Poor Lizzie Locke! There was a true and great soul burning in her breast, but the windows were darkened and it had no power to look out upon the world. As she stood still for a few moments’ rest for the third or fourth time between the salt marshes and Corston, her quick ear caught the sound of approaching horses’ feet, and she drew on one side of the open road to let the rider pass. But instead of that, the animal was drawn up suddenly upon its haunches, and a pleasant young voice rang out in greeting to her.

‘Why, Lizzie, is that you? What a careless girl you are—I might have ridden over you.’

‘Miss Rosa,’ exclaimed the blind girl, as she recognised the voice and smiled brightly in return.

‘Of course it’s Miss Rosa, and Polly is as fresh as a two-year-old this morning. She always is, when she gets upon the marshes. It’s lucky I pulled up in time.’

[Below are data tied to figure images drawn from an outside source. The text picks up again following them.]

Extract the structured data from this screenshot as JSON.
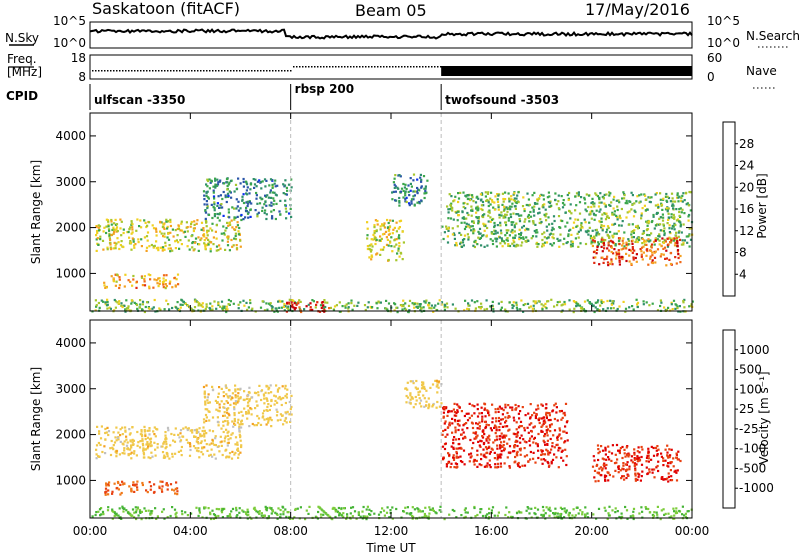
{
  "header": {
    "site": "Saskatoon (fitACF)",
    "beam": "Beam 05",
    "date": "17/May/2016"
  },
  "left_labels": {
    "nsky": "N.Sky",
    "freq_line1": "Freq.",
    "freq_line2": "[MHz]",
    "cpid": "CPID"
  },
  "right_labels": {
    "nsearch": "N.Search",
    "nave": "Nave"
  },
  "noise_axis": {
    "top": "10^5",
    "bottom": "10^0"
  },
  "freq_axis": {
    "top": "18",
    "bottom": "8"
  },
  "nave_axis": {
    "top": "60",
    "bottom": "0"
  },
  "cpid_segments": [
    {
      "label": "ulfscan -3350",
      "start_hour": 0
    },
    {
      "label": "rbsp 200",
      "start_hour": 8
    },
    {
      "label": "twofsound -3503",
      "start_hour": 14
    }
  ],
  "power_colorbar": {
    "title": "Power [dB]",
    "ticks": [
      "4",
      "8",
      "12",
      "16",
      "20",
      "24",
      "28"
    ],
    "colors": [
      "#0b2ff0",
      "#2a55a8",
      "#2f8f6a",
      "#3aa64a",
      "#a6c62c",
      "#f0d020",
      "#f4a020",
      "#f06a18",
      "#e02a10",
      "#c80008"
    ]
  },
  "velocity_colorbar": {
    "title": "Velocity [m s⁻¹]",
    "ticks": [
      "1000",
      "500",
      "100",
      "25",
      "-25",
      "-100",
      "-500",
      "-1000"
    ],
    "colors": [
      "#1a2fa8",
      "#2a6aa8",
      "#2e8f5a",
      "#46b436",
      "#7ccc3a",
      "#c0c0c0",
      "#f0c84a",
      "#f4a020",
      "#f07818",
      "#e84010",
      "#e00000"
    ]
  },
  "chart_data": {
    "type": "heatmap",
    "xlabel": "Time UT",
    "ylabel": "Slant Range [km]",
    "x_tick_labels": [
      "00:00",
      "04:00",
      "08:00",
      "12:00",
      "16:00",
      "20:00",
      "00:00"
    ],
    "x_range_hours": [
      0,
      24
    ],
    "y_ticks": [
      1000,
      2000,
      3000,
      4000
    ],
    "y_range_km": [
      180,
      4500
    ],
    "panels": [
      {
        "name": "Power",
        "unit": "dB",
        "regions": [
          {
            "t0": 0.2,
            "t1": 6.0,
            "r0": 1500,
            "r1": 2200,
            "value": 16
          },
          {
            "t0": 4.5,
            "t1": 8.0,
            "r0": 2200,
            "r1": 3100,
            "value": 8
          },
          {
            "t0": 0.5,
            "t1": 3.5,
            "r0": 700,
            "r1": 1000,
            "value": 20
          },
          {
            "t0": 0.0,
            "t1": 24.0,
            "r0": 180,
            "r1": 450,
            "value": 12
          },
          {
            "t0": 7.8,
            "t1": 9.5,
            "r0": 180,
            "r1": 400,
            "value": 28
          },
          {
            "t0": 12.0,
            "t1": 13.5,
            "r0": 2500,
            "r1": 3200,
            "value": 8
          },
          {
            "t0": 11.0,
            "t1": 12.5,
            "r0": 1300,
            "r1": 2200,
            "value": 16
          },
          {
            "t0": 14.0,
            "t1": 24.0,
            "r0": 1600,
            "r1": 2800,
            "value": 12
          },
          {
            "t0": 20.0,
            "t1": 23.5,
            "r0": 1200,
            "r1": 1800,
            "value": 24
          }
        ]
      },
      {
        "name": "Velocity",
        "unit": "m s^-1",
        "regions": [
          {
            "t0": 0.2,
            "t1": 6.0,
            "r0": 1500,
            "r1": 2200,
            "value": 0
          },
          {
            "t0": 4.5,
            "t1": 8.0,
            "r0": 2200,
            "r1": 3100,
            "value": 0
          },
          {
            "t0": 0.5,
            "t1": 3.5,
            "r0": 700,
            "r1": 1000,
            "value": -100
          },
          {
            "t0": 0.0,
            "t1": 24.0,
            "r0": 180,
            "r1": 450,
            "value": 100
          },
          {
            "t0": 14.0,
            "t1": 19.0,
            "r0": 1300,
            "r1": 2700,
            "value": -500
          },
          {
            "t0": 20.0,
            "t1": 23.5,
            "r0": 1000,
            "r1": 1800,
            "value": -500
          },
          {
            "t0": 12.5,
            "t1": 14.0,
            "r0": 2600,
            "r1": 3200,
            "value": 0
          }
        ]
      }
    ]
  }
}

The new comer, a handsome girl of about the same age as Lizzie, was the only daughter of Farmer Murray, of Mavis Farm. Spoilt, as one girl amongst half-a-dozen boys is sure to be, it is not to be wondered at that Rosa Murray was impetuous, saucy, and self-willed. For, added to her being her father’s darling, and not knowing what it was to be denied anything in his power to give her, Miss Rosa was extremely pretty, with grey eyes and dark hair, and a complexion like a crimson rose. A rich brunette beauty that had gained for her the title of the Damask Rose of Corston, and of which no one was better aware than herself. Many a gentleman visitor at Rooklands had heard of the fame of the farmer’s pretty daughter, and ridden over to Corston on purpose to catch a glimpse of her, and it was beginning to be whispered about the village that no one in those parts would be considered good enough for a husband for Miss Rosa, and that Mr Murray was set upon her marrying a gentleman from London, any gentleman from ‘London’ being considered by the simple rustics to be unavoidably ‘the glass of fashion and the mould of form.’ Mr Murray was termed a ‘gentleman farmer’ in that part of the county, because he lived in a substantially-built and well-furnished house, and could afford to keep riding-horses in his stable and sit down to a dinner spread on a tablecloth every day. But, in reality, his father had commenced life as a ploughman in that very village of Corston, and it was only necessary to bring Farmer Murray into the presence of Lord Worcester and his fashionable friends to see how much of a ‘gentleman’ he was. He had made the great mistake, however, of sending his children to be educated at schools above their station in life, the consequence of which was that, whilst their tastes and proclivities remained plebeian as his own, they had acquired a self-sufficiency and idea of their merits that accorded ill with their surroundings and threatened to mar their future happiness. The Damask Rose of Corston was the worst example amongst them of the evil alluded to. She had unfortunately lost her mother many years before, so was almost completely her own mistress, and the admiration her beauty excited was fast turning her from a thoughtless flirt into a heartless coquette, the most odious character any woman can assume.

But with her own sex, and when it suited her, Rosa Murray could be agreeable and ingenuous enough, and there was nothing but cordiality in the tone in which she continued her conversation with Lizzie Locke.

‘What are you doing out here by yourself, child? You really ought not to go about alone. It can’t be safe.’